

Examples

This packages facilitates working with datasets with uncertainties. The core concept of UncertainDatasets is to replace an uncertain data value with a probability distribution describing the point's uncertainty.

There are currently three ways of doing that: by theoretical distributions, theoretical distributions with parameters fitted to empirical data, or kernel density estimations to the distributions of empirical data. Check out the examples below and the documentation in the sidebar!

Uncertain values defined by theoretical distributions¶

First, load the necessary packages:

1	using UncertainData, Distributions, KernelDensity, Plots

A uniformly distributed uncertain value¶

Now, consider the following trivial example. We've measure a data value with a poor instrument that tells us that the value lies between -2 and 3. However, we but that we know nothing more about how the value is distributed on that interval. Then it may be reasonable to represent that value as a uniform distribution on [-2, 3].

Define the uncertain value:

u = UncertainValue(Uniform, 1, 2)

# Plot the estimated density
bar(u, label = "", xlabel = "value", ylabel = "probability density")

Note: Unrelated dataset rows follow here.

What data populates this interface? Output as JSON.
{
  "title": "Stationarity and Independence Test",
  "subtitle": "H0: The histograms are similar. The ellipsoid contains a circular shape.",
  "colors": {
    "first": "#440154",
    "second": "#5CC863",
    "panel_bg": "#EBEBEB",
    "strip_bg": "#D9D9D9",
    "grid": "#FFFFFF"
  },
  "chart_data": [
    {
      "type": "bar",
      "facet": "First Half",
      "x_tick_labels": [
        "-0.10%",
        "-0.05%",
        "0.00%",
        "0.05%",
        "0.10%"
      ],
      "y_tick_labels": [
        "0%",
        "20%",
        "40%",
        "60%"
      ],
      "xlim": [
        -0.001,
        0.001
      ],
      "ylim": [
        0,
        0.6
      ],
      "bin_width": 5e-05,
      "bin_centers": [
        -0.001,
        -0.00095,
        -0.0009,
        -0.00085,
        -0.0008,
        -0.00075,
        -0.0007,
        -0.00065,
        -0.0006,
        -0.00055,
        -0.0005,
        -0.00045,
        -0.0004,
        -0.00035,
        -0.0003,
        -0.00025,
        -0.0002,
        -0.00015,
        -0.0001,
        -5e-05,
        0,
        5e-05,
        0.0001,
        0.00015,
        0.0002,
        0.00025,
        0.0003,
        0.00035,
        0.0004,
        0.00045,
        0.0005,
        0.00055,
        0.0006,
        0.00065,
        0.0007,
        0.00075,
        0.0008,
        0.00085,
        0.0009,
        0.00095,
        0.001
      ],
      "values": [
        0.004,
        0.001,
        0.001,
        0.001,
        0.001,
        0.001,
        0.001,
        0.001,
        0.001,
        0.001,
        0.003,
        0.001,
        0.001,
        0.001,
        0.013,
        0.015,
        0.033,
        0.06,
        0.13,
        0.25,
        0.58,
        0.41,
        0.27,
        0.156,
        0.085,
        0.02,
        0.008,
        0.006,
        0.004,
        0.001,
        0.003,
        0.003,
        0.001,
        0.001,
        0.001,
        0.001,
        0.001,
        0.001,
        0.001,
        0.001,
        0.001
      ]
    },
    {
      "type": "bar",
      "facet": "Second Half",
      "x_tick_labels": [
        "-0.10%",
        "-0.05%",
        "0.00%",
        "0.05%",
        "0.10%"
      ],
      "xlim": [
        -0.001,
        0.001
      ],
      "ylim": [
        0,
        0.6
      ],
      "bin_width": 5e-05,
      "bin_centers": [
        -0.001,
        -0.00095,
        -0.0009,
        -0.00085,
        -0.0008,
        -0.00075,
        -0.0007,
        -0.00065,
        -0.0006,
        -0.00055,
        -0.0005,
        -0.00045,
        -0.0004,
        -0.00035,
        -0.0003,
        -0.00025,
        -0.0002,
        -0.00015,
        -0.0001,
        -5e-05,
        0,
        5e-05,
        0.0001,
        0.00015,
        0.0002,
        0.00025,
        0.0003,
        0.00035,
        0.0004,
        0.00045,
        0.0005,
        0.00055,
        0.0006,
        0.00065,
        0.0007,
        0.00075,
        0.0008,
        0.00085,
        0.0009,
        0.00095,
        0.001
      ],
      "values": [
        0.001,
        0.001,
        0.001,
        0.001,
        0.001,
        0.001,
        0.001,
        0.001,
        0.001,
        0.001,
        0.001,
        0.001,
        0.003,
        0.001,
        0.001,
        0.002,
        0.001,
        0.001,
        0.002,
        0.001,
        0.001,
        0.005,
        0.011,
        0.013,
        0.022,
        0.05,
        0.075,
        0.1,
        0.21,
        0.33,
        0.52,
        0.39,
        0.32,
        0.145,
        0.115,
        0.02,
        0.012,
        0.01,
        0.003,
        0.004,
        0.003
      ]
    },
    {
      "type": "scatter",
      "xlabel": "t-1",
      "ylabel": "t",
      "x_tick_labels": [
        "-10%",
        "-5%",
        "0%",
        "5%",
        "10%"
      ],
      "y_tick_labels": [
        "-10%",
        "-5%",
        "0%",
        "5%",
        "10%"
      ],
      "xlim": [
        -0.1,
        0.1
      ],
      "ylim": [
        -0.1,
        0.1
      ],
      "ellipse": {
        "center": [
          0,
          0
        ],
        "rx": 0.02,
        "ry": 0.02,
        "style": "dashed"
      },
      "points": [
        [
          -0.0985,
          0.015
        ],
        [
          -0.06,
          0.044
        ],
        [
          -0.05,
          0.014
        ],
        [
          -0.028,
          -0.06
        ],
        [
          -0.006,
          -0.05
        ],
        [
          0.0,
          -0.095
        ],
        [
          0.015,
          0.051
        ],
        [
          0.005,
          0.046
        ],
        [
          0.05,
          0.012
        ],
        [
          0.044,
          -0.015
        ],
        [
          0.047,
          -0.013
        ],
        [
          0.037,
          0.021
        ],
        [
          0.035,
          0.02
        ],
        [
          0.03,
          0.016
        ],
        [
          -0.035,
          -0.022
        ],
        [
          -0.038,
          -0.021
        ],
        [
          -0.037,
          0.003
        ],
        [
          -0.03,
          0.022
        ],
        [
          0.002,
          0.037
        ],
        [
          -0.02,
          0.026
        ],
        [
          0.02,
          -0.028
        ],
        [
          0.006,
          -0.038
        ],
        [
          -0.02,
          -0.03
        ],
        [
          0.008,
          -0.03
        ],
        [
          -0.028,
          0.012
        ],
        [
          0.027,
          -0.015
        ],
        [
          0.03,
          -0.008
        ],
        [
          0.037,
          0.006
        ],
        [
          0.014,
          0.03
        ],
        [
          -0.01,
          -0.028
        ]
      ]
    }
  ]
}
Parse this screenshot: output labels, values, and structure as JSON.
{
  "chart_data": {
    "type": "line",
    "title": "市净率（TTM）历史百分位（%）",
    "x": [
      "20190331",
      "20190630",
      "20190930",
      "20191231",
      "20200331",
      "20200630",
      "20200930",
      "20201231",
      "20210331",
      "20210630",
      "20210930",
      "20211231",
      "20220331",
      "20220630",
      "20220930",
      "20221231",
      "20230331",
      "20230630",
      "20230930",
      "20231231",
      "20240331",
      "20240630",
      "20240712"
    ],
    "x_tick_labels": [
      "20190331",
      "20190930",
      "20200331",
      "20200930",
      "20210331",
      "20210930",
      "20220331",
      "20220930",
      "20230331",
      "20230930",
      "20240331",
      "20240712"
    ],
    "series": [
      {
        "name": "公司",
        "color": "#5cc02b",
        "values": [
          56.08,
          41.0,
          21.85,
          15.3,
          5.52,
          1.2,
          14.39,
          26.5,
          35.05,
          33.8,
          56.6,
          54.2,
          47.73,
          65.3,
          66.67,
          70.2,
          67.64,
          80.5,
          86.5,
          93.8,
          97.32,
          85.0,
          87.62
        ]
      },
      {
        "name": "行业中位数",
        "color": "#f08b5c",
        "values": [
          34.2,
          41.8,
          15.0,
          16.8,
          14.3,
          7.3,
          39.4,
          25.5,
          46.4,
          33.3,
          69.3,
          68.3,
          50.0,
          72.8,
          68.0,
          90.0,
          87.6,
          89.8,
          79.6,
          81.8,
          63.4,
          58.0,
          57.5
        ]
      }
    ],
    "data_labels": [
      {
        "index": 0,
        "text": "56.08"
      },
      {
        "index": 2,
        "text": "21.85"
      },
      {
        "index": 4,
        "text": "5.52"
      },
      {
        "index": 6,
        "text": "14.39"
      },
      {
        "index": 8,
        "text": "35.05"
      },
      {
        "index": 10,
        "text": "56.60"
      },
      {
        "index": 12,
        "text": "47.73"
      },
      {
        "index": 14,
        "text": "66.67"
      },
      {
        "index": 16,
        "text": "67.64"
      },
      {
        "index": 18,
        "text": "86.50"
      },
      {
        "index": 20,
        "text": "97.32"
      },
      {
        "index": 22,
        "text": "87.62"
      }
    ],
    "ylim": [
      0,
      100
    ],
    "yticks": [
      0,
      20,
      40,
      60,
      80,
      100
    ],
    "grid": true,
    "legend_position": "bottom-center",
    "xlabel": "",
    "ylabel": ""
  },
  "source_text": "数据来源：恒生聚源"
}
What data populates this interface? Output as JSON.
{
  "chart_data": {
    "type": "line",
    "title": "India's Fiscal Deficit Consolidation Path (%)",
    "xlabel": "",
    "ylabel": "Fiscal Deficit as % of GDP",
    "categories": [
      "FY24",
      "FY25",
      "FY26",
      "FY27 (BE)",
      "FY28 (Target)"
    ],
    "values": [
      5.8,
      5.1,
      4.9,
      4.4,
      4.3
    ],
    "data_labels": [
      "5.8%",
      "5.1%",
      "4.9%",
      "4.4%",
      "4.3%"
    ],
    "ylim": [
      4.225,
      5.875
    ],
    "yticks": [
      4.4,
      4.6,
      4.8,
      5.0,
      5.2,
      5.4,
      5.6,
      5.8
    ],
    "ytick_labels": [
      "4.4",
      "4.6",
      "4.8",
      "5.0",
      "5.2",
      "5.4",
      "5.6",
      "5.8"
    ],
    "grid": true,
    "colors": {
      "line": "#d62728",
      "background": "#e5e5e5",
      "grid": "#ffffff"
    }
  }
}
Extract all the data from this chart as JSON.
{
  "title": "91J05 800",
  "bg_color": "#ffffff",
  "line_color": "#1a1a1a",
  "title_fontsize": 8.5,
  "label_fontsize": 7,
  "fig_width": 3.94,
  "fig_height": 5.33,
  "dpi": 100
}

A normally distributed uncertain value¶

Another common example is to use someone else's data from a publication. Usually, these values are reported as the mean or median, with some associated uncertainty. Say we want to use an uncertain value which is normally distributed with mean 2.1 and standard deviation 0.3.

u = UncertainValue(Normal, 2.1, 0.3)

# Plot the estimated density
bar(u, label = "", xlabel = "value", ylabel = "probability density")

Uncertain values defined by kernel density estimated distributions¶

One may also be given a a distribution of numbers that's not quite normally distributed. How to represent this uncertainty? Easy: we use a kernel density estimate to the distribution.

In the following example, we generate some random numbers from a mixture of two normal distributions.

M = MixtureModel([Normal(-5, 0.5), Normal(0.2)])
u = UncertainValue(UnivariateKDE, rand(M, 250))

# Plot the estimated distribution.
plot(u, xlabel = "Value", ylabel = "Probability density")

Uncertain values defined by theoretical distributions fitted to empirical data¶

One may also be given a dataset whose histogram looks a lot like a theoretical distribution. We may then select a theoretical distribution and fit its parameters to the empirical data.

In the example below, we resample the estimated distribution to obtain a histogram we can compare to the original data.

# Take a sample from a Gamma distribution with parameters α = 1.7 and θ = 5.5
some_sample = rand(Gamma(1.7, 5.5), 2000)
uv = UncertainValue(Gamma, some_sample)
p1 = histogram(some_sample, normalize = true,
    fc = :black, lc = :black,
    label = "", xlabel = "value", ylabel = "density")

# Resample the fitted theoretical distribution
p2 = histogram(resample(uv, 10000), normalize = true,
    fc = :blue, lc = :blue,
    label = "", xlabel = "value", ylabel = "density")

plot(p1, p2, layout = (2, 1), link = :x)

As expected, the histograms closely match (but are not exact because we estimated the distribution using a limited sample).